The scientists said pacemaker cells could theoretically be made in unlimited numbers, and could easily be engineered to give them different functions. But a biological pacemaker from embryonic stem cells is a new concept, Gepstein said, adding that he can’t predict when it would assist or replace mechanical pacemakers.
“We have to prove a biological pacemaker will function non-stop for years in a sickly heart and wouldn’t be rejected by the recipient’s immune system. As researchers learn to create unlimited amounts of differentiated heart cells from embryonic stem cells, the technique could eventually be used to regenerate and repair hearts suffering from cardiac insufficiency. We have proven a number of important things and are the most advanced in this field.
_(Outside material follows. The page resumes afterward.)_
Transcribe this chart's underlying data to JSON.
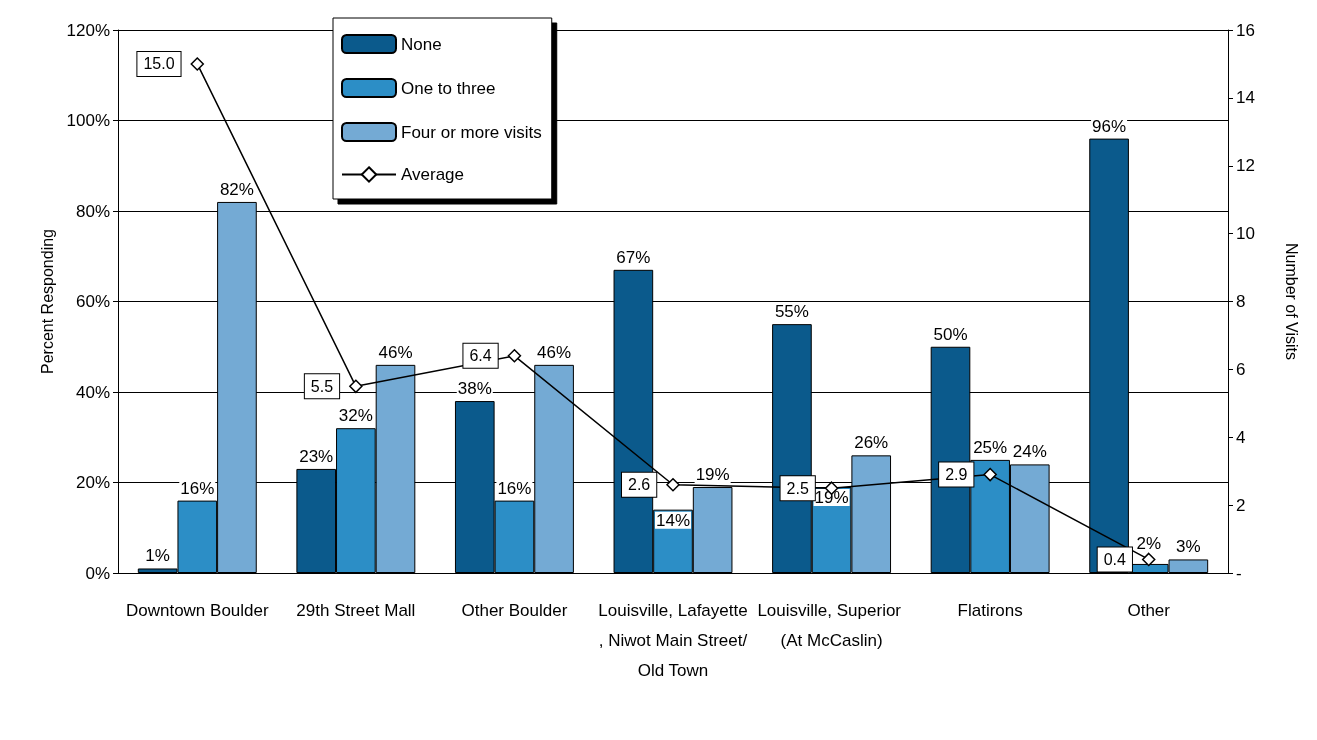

But there are still many obstacles, and we can’t say how long this will take,” Gepstein said.
“One of our next focuses is trying to improve the function of the heart after a major heart attack. We want to replace the area of the heart that dies and is now replaced by scar tissue with new cells that will be able to improve mechanical function. For the electrical repair that we’ve done, we need several thousand cells, but in contrast, for this project we need close to a billion! So we need to generate many more heart cells before this stage can become a reality.
“We also still need to find a way to combat the possibility of immune rejections. And we need to show that the cells – like an electronic pacemaker – can maintain the heart for a long period of time.”
Despite the caution, Gepstein is satisfied that the team is on the right track, each step in the process brings it one step closer to reality.
“The proof of concept works, and that is an achievement.”